Broker tips: Whitbread, Scapa
Premier Inn owner Whitbread was under the cosh on Tuesday as Bernstein downgraded the stock to 'underperform' from 'market perform', pointing to a return to a fundamental-led performance following the recent cash return.
The bank, which retained its 4,200p price target, noted the shares have re-rated up to 13x EBIT from 9x eight months ago thanks to the recently-completed £2bn tender offer.
"For us, this is too high a multiple for an asset-heavy UK hotel operator which is losing market share and suffering from ongoing cyclical (Brexit) and structural (saturation of UK market) risks.
"With the tender completed and the possibility of another silver bullet catalyst declining, we expect focus to return to fundamentals. Free cash flow is negative, and margins at risk, so we downgrade to underperform."

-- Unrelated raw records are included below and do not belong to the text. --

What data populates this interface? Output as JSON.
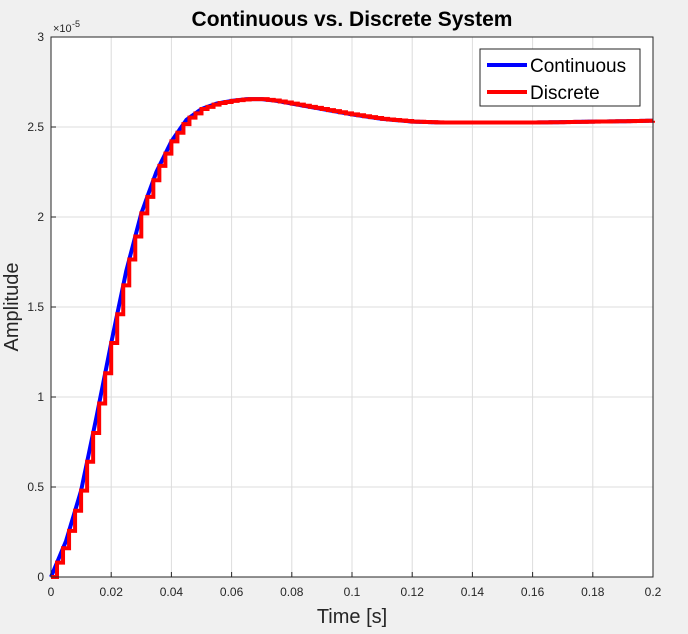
{
  "chart_data": {
    "type": "line",
    "title": "Continuous vs. Discrete System",
    "xlabel": "Time [s]",
    "ylabel": "Amplitude",
    "y_exponent": "×10",
    "y_exponent_power": "-5",
    "xlim": [
      0,
      0.2
    ],
    "ylim": [
      0,
      3
    ],
    "xticks": [
      0,
      0.02,
      0.04,
      0.06,
      0.08,
      0.1,
      0.12,
      0.14,
      0.16,
      0.18,
      0.2
    ],
    "xtick_labels": [
      "0",
      "0.02",
      "0.04",
      "0.06",
      "0.08",
      "0.1",
      "0.12",
      "0.14",
      "0.16",
      "0.18",
      "0.2"
    ],
    "yticks": [
      0,
      0.5,
      1,
      1.5,
      2,
      2.5,
      3
    ],
    "ytick_labels": [
      "0",
      "0.5",
      "1",
      "1.5",
      "2",
      "2.5",
      "3"
    ],
    "grid": true,
    "legend_position": "top-right",
    "sample_period": 0.002,
    "series": [
      {
        "name": "Continuous",
        "color": "#0000ff",
        "style": "line",
        "x": [
          0,
          0.005,
          0.01,
          0.015,
          0.02,
          0.025,
          0.03,
          0.035,
          0.04,
          0.045,
          0.05,
          0.055,
          0.06,
          0.065,
          0.07,
          0.075,
          0.08,
          0.09,
          0.1,
          0.11,
          0.12,
          0.13,
          0.14,
          0.15,
          0.16,
          0.17,
          0.18,
          0.19,
          0.2
        ],
        "y": [
          0,
          0.2,
          0.48,
          0.88,
          1.3,
          1.7,
          2.02,
          2.25,
          2.42,
          2.54,
          2.6,
          2.63,
          2.645,
          2.655,
          2.655,
          2.645,
          2.63,
          2.6,
          2.57,
          2.545,
          2.53,
          2.525,
          2.525,
          2.525,
          2.525,
          2.527,
          2.53,
          2.532,
          2.535
        ]
      },
      {
        "name": "Discrete",
        "color": "#ff0000",
        "style": "stairs",
        "x": [
          0,
          0.005,
          0.01,
          0.015,
          0.02,
          0.025,
          0.03,
          0.035,
          0.04,
          0.045,
          0.05,
          0.055,
          0.06,
          0.065,
          0.07,
          0.075,
          0.08,
          0.09,
          0.1,
          0.11,
          0.12,
          0.13,
          0.14,
          0.15,
          0.16,
          0.17,
          0.18,
          0.19,
          0.2
        ],
        "y": [
          0,
          0.2,
          0.48,
          0.88,
          1.3,
          1.7,
          2.02,
          2.25,
          2.42,
          2.54,
          2.6,
          2.63,
          2.645,
          2.655,
          2.655,
          2.645,
          2.63,
          2.6,
          2.57,
          2.545,
          2.53,
          2.525,
          2.525,
          2.525,
          2.525,
          2.527,
          2.53,
          2.532,
          2.535
        ]
      }
    ]
  }
}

Bernstein said Whitbread's return on capital has been aided by a shift from freehold to leasehold hotel ownership. However, it said this is set to end.
"The adoption of IFRS 16 will mean little desire for sale & leasebacks and also puts the sold assets back on the balance sheet, lowering reported returns by 3% and, more importantly, showing returns have indeed followed a negative trajectory over the last decade."
Analysts at Berenberg slashed their target price on diversified healthcare and industrial company Scapa on Tuesday, but said the group's "positive start" to the year should restore some investor confidence.
Berenberg cut its price target on the group from 520p to 300p but said that Scapa's first-quarter figures, released earlier in the day, showed that things were "not all doom and gloom" for the business, which revealed organic growth in both divisions.
The bank said Scapa's first-quarter trading update was "solid", with revenues increasing 34.6% on a continuing FX basis.
Berenberg noted that even when excluding Scapa's recent contract wins with ConvaTec and Systagenix, the group still delivered 3% organic growth in its industrial business and 4% in its healthcare division.
"In the context of the current share price fall, we think this is a good result," said the German bank. "With positive trading and Scapa clearly confident enough about its case versus CVT (it recently decided to pursue legal action), we feel that the risk is skewed to the upside."
However, Berenberg did opt to adjust its numbers to reflect lost ConvaTec revenues of £27m and underlying earnings of £13m, bringing it in line with consensus.
While Berenberg lowered its price target on the company, the analysts said they still believe in Scapa's long-term story and confidently reiterated their 'buy' rating on the stock.